I’ve written and re-written this post what seems like a hundred times in my head. It’s been a hard one to write.
The short story is that I’m pregnant. We are thrilled. I am seven weeks along, and due at the end of September.
There is a much longer story though too. I’ll try to shorten it some. After years of infertility, there is still a part of me that feels almost like I have to justify the fact that I now have (again) what so many women still long for.
On the other hand, I want to shout from the rooftops “Look what God did!” It wasn’t supposed to be easy for us to have children.
This pregnancy has not been without its surprises and fears though. After my miscarriage, I quit charting my cycles. I was tired of the emotions and was just ready for my cycle to return. So I put the BBT thermometer away and just quit. One day, I noticed possible ovulation symptoms, so I marked the date just in case. I caved a couple days early and tested on Stephen’s 30th birthday. To my surprise, there was a VERY faint second line. Ironically, Stephen wasn’t surprised at all.
Because my last cycle was my miscarriage, and was back in November, my OB worked me in almost immediately. That’s when the worry started. They did an ultrasound to date the pregnancy, and didn’t see a heartbeat. They scheduled another ultrasound for me two weeks later.
I called my mom on the way home from that appointment and told her the news, doing my best to keep from crying. I was terrified. I’d known that it was possible it was just too early, but it was SO hard not to worry.
The other ultrasound was this morning. We saw one healthy baby with one tiny little beating heart. That was the one thing I wanted to see today, and God was gracious enough to allow us to see that.
In retrospect, everything makes sense. We found out about this pregnancy at 3 weeks and 4 days. That is insanely early, but explains the VERY light tests and not seeing the heartbeat. Another thing is I’m pretty much exactly as far along as I suspected. That was pretty neat to discover (and was also thanks to everything I learned through all those years of infertility).

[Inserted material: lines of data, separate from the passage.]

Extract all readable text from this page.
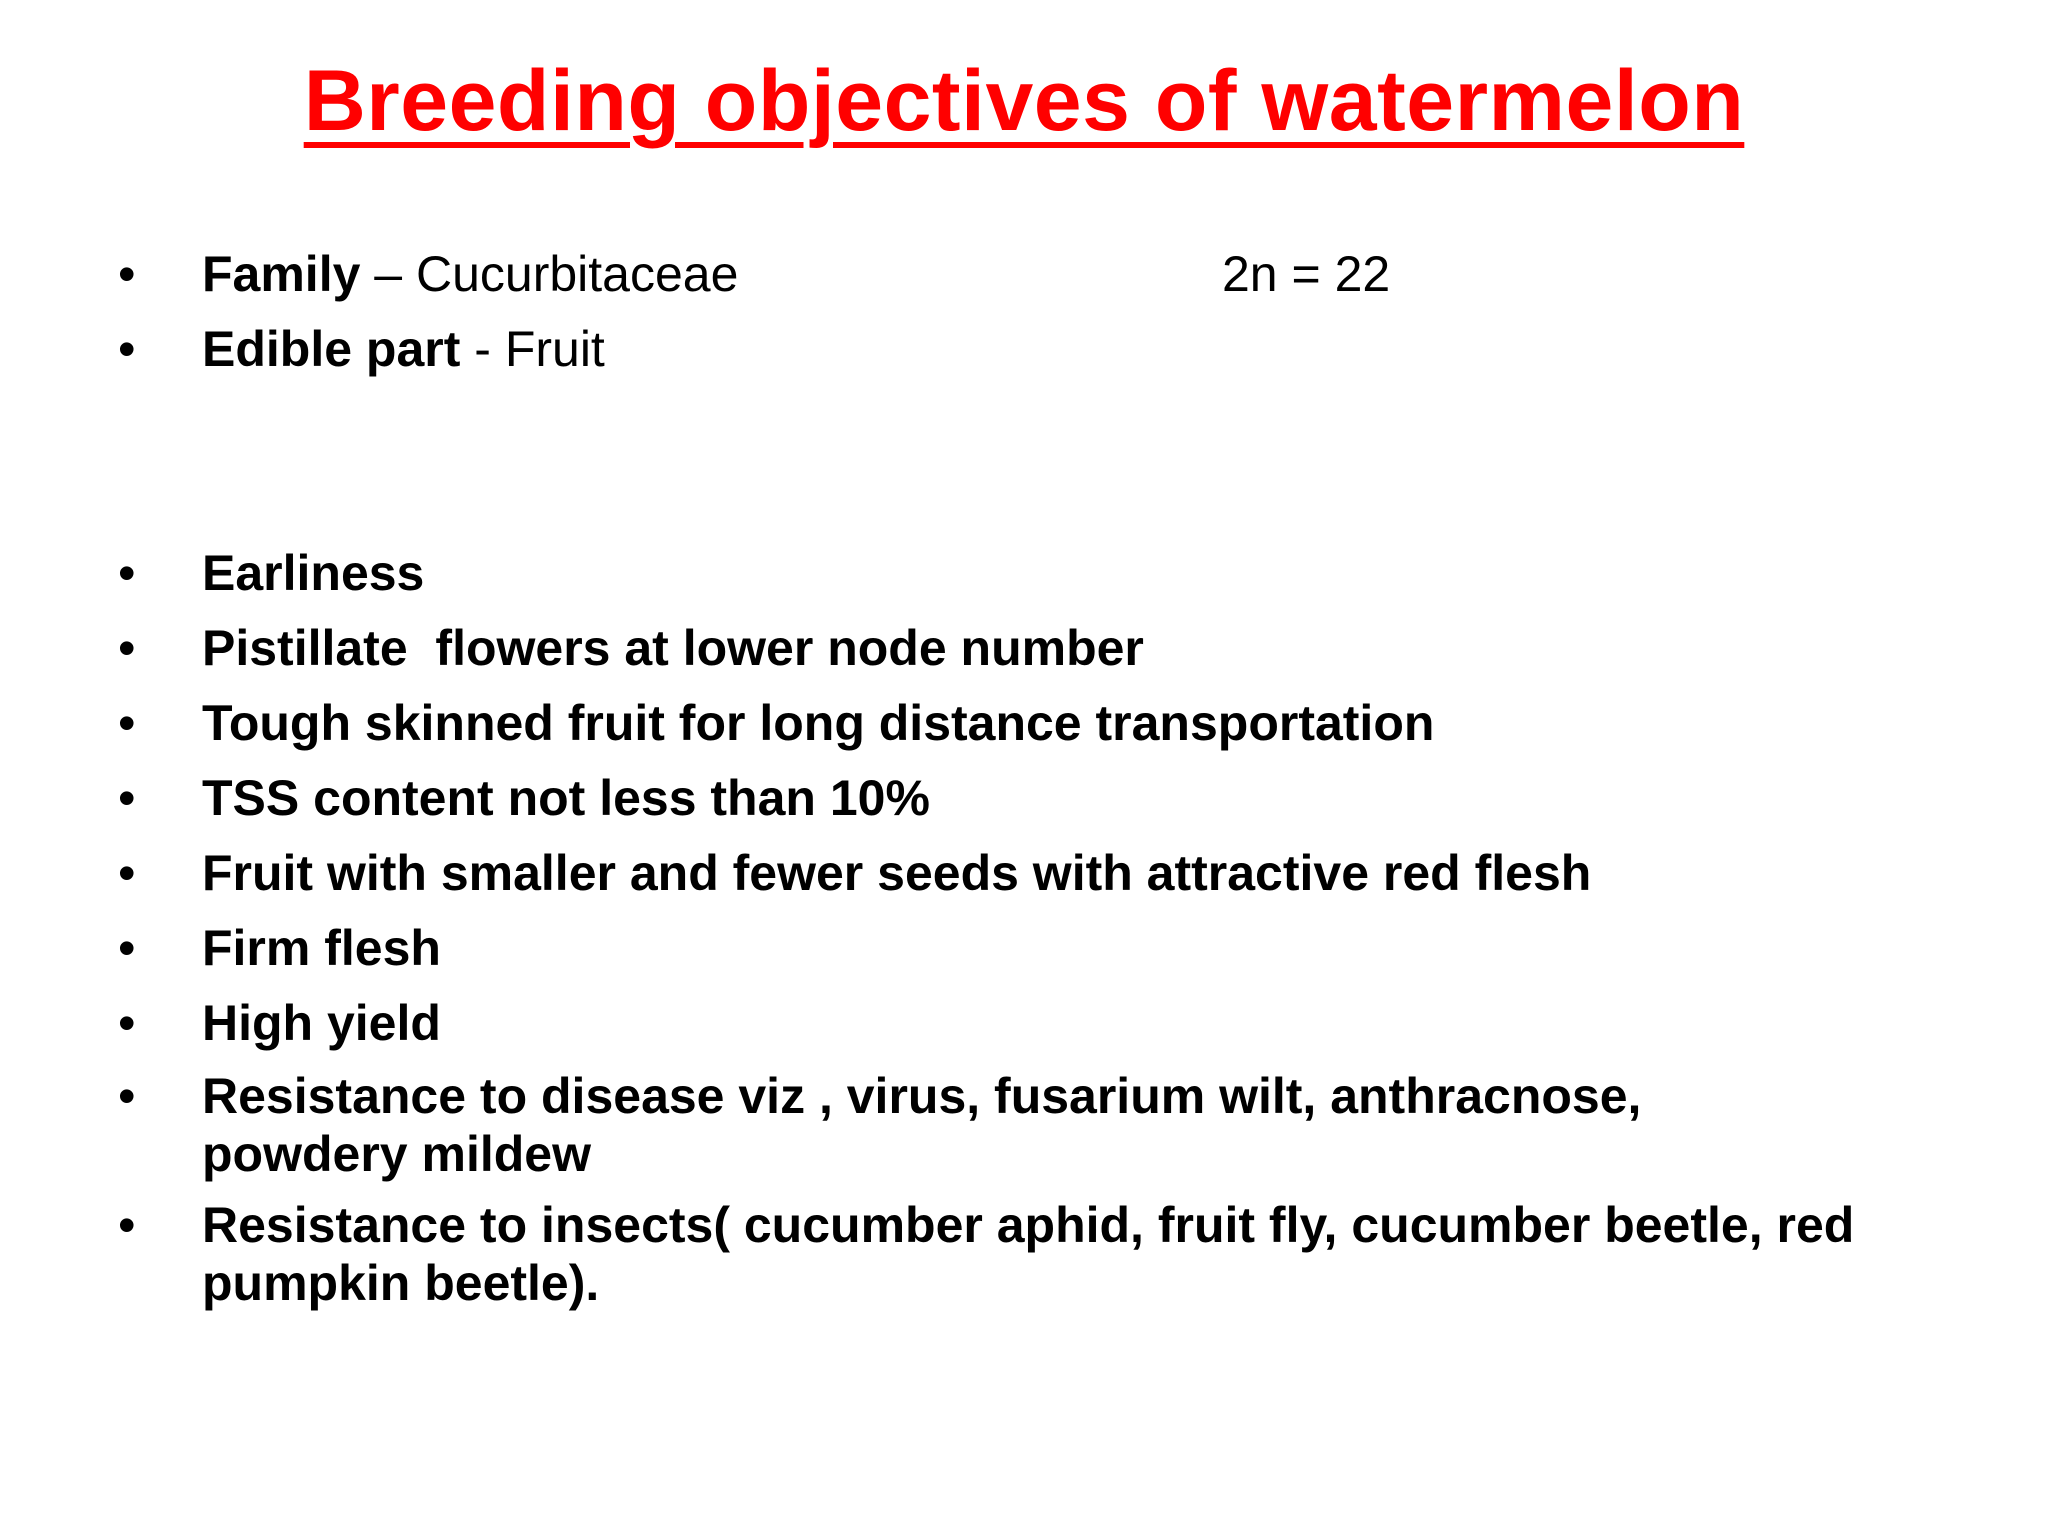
Breeding objectives of watermelon
•	Family – Cucurbitaceae	2n = 22
•	Edible part - Fruit
•	Earliness
•	Pistillate  flowers at lower node number
•	Tough skinned fruit for long distance transportation
•	TSS content not less than 10%
•	Fruit with smaller and fewer seeds with attractive red flesh
•	Firm flesh
•	High yield
•	Resistance to disease viz , virus, fusarium wilt, anthracnose, powdery mildew
•	Resistance to insects( cucumber aphid, fruit fly, cucumber beetle, red pumpkin beetle).
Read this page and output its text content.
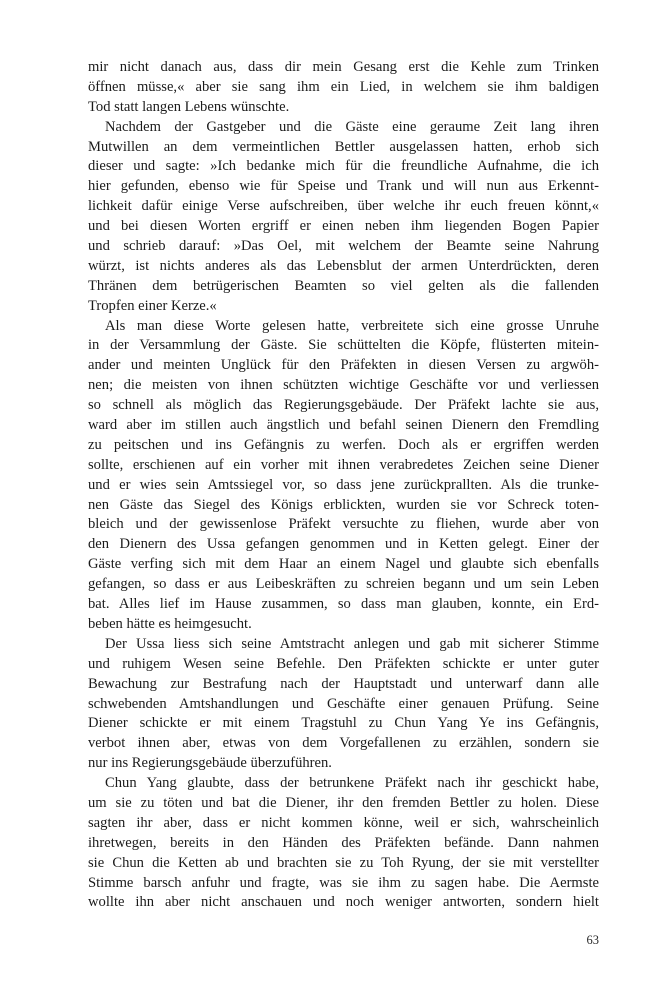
mir nicht danach aus, dass dir mein Gesang erst die Kehle zum Trinken
öffnen müsse,« aber sie sang ihm ein Lied, in welchem sie ihm baldigen
Tod statt langen Lebens wünschte.
Nachdem der Gastgeber und die Gäste eine geraume Zeit lang ihren
Mutwillen an dem vermeintlichen Bettler ausgelassen hatten, erhob sich
dieser und sagte: »Ich bedanke mich für die freundliche Aufnahme, die ich
hier gefunden, ebenso wie für Speise und Trank und will nun aus Erkennt-
lichkeit dafür einige Verse aufschreiben, über welche ihr euch freuen könnt,«
und bei diesen Worten ergriff er einen neben ihm liegenden Bogen Papier
und schrieb darauf: »Das Oel, mit welchem der Beamte seine Nahrung
würzt, ist nichts anderes als das Lebensblut der armen Unterdrückten, deren
Thränen dem betrügerischen Beamten so viel gelten als die fallenden
Tropfen einer Kerze.«
Als man diese Worte gelesen hatte, verbreitete sich eine grosse Unruhe
in der Versammlung der Gäste. Sie schüttelten die Köpfe, flüsterten mitein-
ander und meinten Unglück für den Präfekten in diesen Versen zu argwöh-
nen; die meisten von ihnen schützten wichtige Geschäfte vor und verliessen
so schnell als möglich das Regierungsgebäude. Der Präfekt lachte sie aus,
ward aber im stillen auch ängstlich und befahl seinen Dienern den Fremdling
zu peitschen und ins Gefängnis zu werfen. Doch als er ergriffen werden
sollte, erschienen auf ein vorher mit ihnen verabredetes Zeichen seine Diener
und er wies sein Amtssiegel vor, so dass jene zurückprallten. Als die trunke-
nen Gäste das Siegel des Königs erblickten, wurden sie vor Schreck toten-
bleich und der gewissenlose Präfekt versuchte zu fliehen, wurde aber von
den Dienern des Ussa gefangen genommen und in Ketten gelegt. Einer der
Gäste verfing sich mit dem Haar an einem Nagel und glaubte sich ebenfalls
gefangen, so dass er aus Leibeskräften zu schreien begann und um sein Leben
bat. Alles lief im Hause zusammen, so dass man glauben, konnte, ein Erd-
beben hätte es heimgesucht.
Der Ussa liess sich seine Amtstracht anlegen und gab mit sicherer Stimme
und ruhigem Wesen seine Befehle. Den Präfekten schickte er unter guter
Bewachung zur Bestrafung nach der Hauptstadt und unterwarf dann alle
schwebenden Amtshandlungen und Geschäfte einer genauen Prüfung. Seine
Diener schickte er mit einem Tragstuhl zu Chun Yang Ye ins Gefängnis,
verbot ihnen aber, etwas von dem Vorgefallenen zu erzählen, sondern sie
nur ins Regierungsgebäude überzuführen.
Chun Yang glaubte, dass der betrunkene Präfekt nach ihr geschickt habe,
um sie zu töten und bat die Diener, ihr den fremden Bettler zu holen. Diese
sagten ihr aber, dass er nicht kommen könne, weil er sich, wahrscheinlich
ihretwegen, bereits in den Händen des Präfekten befände. Dann nahmen
sie Chun die Ketten ab und brachten sie zu Toh Ryung, der sie mit verstellter
Stimme barsch anfuhr und fragte, was sie ihm zu sagen habe. Die Aermste
wollte ihn aber nicht anschauen und noch weniger antworten, sondern hielt
63
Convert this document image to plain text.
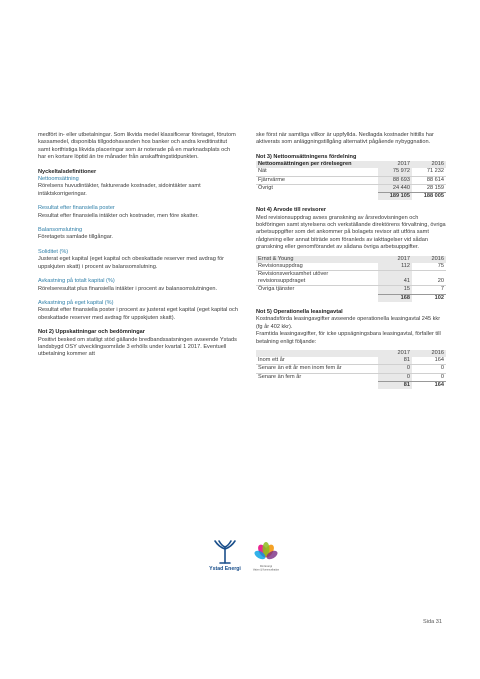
medfört in- eller utbetalningar. Som likvida medel klassificerar företaget, förutom kassamedel, disponibla tillgodohavanden hos banker och andra kreditinstitut samt kortfristiga likvida placeringar som är noterade på en marknadsplats och har en kortare löptid än tre månader från anskaffningstidpunkten.

Nyckeltalsdefinitioner

Nettoomsättning

Rörelsens huvudintäkter, fakturerade kostnader, sidointäkter samt intäktskorrigeringar.

Resultat efter finansiella poster

Resultat efter finansiella intäkter och kostnader, men före skatter.

Balansomslutning

Företagets samlade tillgångar.

Soliditet (%)

Justerat eget kapital (eget kapital och obeskattade reserver med avdrag för uppskjuten skatt) i procent av balansomslutning.

Avkastning på totalt kapital (%)

Rörelseresultat plus finansiella intäkter i procent av balansomslutningen.

Avkastning på eget kapital (%)

Resultat efter finansiella poster i procent av justerat eget kapital (eget kapital och obeskattade reserver med avdrag för uppskjuten skatt).

Not 2) Uppskattningar och bedömningar

Positivt besked om statligt stöd gällande bredbandssatsningen avseende Ystads landsbygd OSY utvecklingsområde 3 erhölls under kvartal 1 2017. Eventuell utbetalning kommer att

ske först när samtliga villkor är uppfyllda. Nedlagda kostnader hittills har aktiverats som anläggningstillgång alternativt pågående nybyggnation.

Not 3) Nettoomsättningens fördelning

Nettoomsättningen per rörelsegren	2017	2016
Nät	75 972	71 232
Fjärrvärme	88 693	88 614
Övrigt	24 440	28 159
	189 105	188 005

Not 4) Arvode till revisorer

Med revisionsuppdrag avses granskning av årsredovisningen och bokföringen samt styrelsens och verkställande direktörens förvaltning, övriga arbetsuppgifter som det ankommer på bolagets revisor att utföra samt rådgivning eller annat biträde som föranleds av iakttagelser vid sådan granskning eller genomförandet av sådana övriga arbetsuppgifter.

Ernst & Young	2017	2016
Revisionsuppdrag	112	75
Revisionsverksamhet utöver		
revisionsuppdraget	41	20
Övriga tjänster	15	7
	168	102

Not 5) Operationella leasingavtal

Kostnadsförda leasingavgifter avseende operationella leasingavtal 245 kkr (fg år 402 kkr).

Framtida leasingavgifter, för icke uppsägningsbara leasingavtal, förfaller till betalning enligt följande:

	2017	2016
Inom ett år	81	164
Senare än ett år men inom fem år	0	0
Senare än fem år	0	0
	81	164
Ystad Energi	Din Energi
Vatten & Kommunikation
Sida 31
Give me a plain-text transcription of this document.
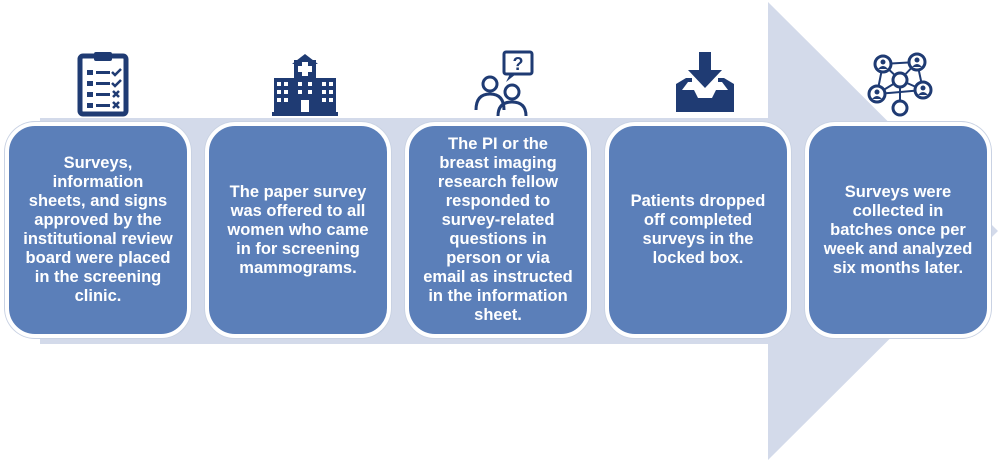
?
Surveys, information sheets, and signs approved by the institutional review board were placed in the screening clinic.
The paper survey was offered to all women who came in for screening mammograms.
The PI or the breast imaging research fellow responded to survey-related questions in person or via email as instructed in the information sheet.
Patients dropped off completed surveys in the locked box.
Surveys were collected in batches once per week and analyzed six months later.
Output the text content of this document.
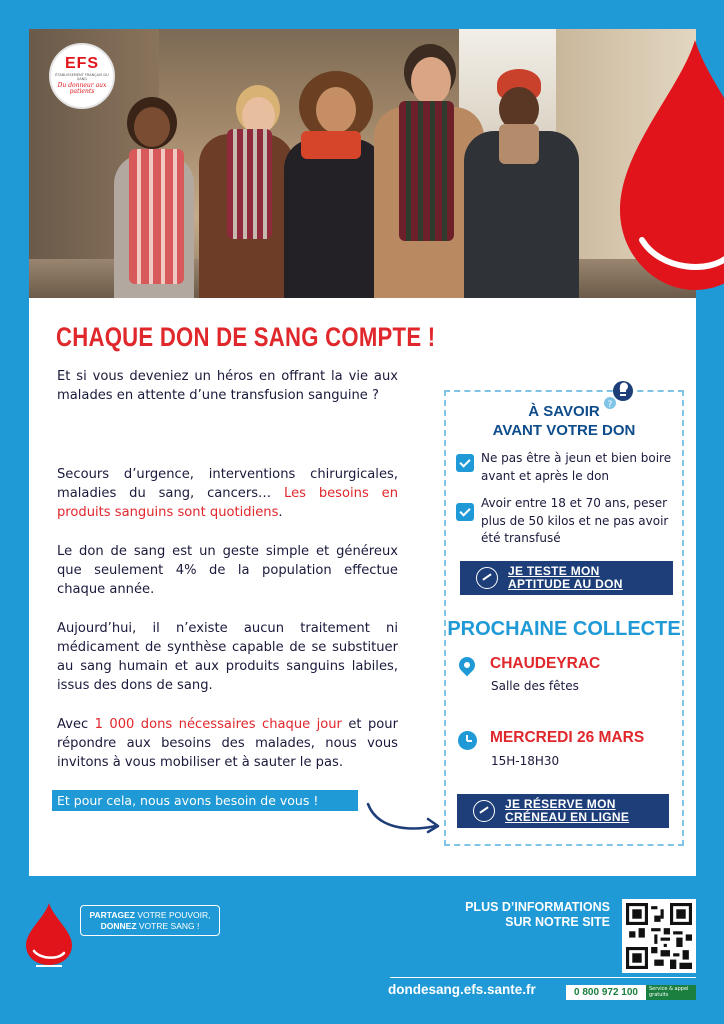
EFS
ÉTABLISSEMENT FRANÇAIS DU SANG
Du donneur aux patients
CHAQUE DON DE SANG COMPTE !
Et si vous deveniez un héros en offrant la vie aux malades en attente d’une transfusion sanguine ?
Secours d’urgence, interventions chirurgicales, maladies du sang, cancers… Les besoins en produits sanguins sont quotidiens.
Le don de sang est un geste simple et généreux que seulement 4% de la population effectue chaque année.
Aujourd’hui, il n’existe aucun traitement ni médicament de synthèse capable de se substituer au sang humain et aux produits sanguins labiles, issus des dons de sang.
Avec 1 000 dons nécessaires chaque jour et pour répondre aux besoins des malades, nous vous invitons à vous mobiliser et à sauter le pas.
Et pour cela, nous avons besoin de vous !
?
À SAVOIR
AVANT VOTRE DON
Ne pas être à jeun et bien boire avant et après le don
Avoir entre 18 et 70 ans, peser plus de 50 kilos et ne pas avoir été transfusé
JE TESTE MON
APTITUDE AU DON
PROCHAINE COLLECTE
CHAUDEYRAC
Salle des fêtes
MERCREDI 26 MARS
15H-18H30
JE RÉSERVE MON
CRÉNEAU EN LIGNE
PARTAGEZ VOTRE POUVOIR,
DONNEZ VOTRE SANG !
PLUS D’INFORMATIONS
SUR NOTRE SITE
dondesang.efs.sante.fr	0 800 972 100	Service & appel gratuits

It is very strange to be typing this after all our years of infertility. We tried to conceive for almost six years. Now, here I am, pregnant again, for the third time in a year (we found out about the pregnancy before Caleb’s first birthday). That blows my mind. It also really blows my mind that we will now have two children under the age of two. It is something that I NEVER expected.
So. That’s my big announcement. Isn’t God GOOD? I am humbled and amazed to see how He chooses to work.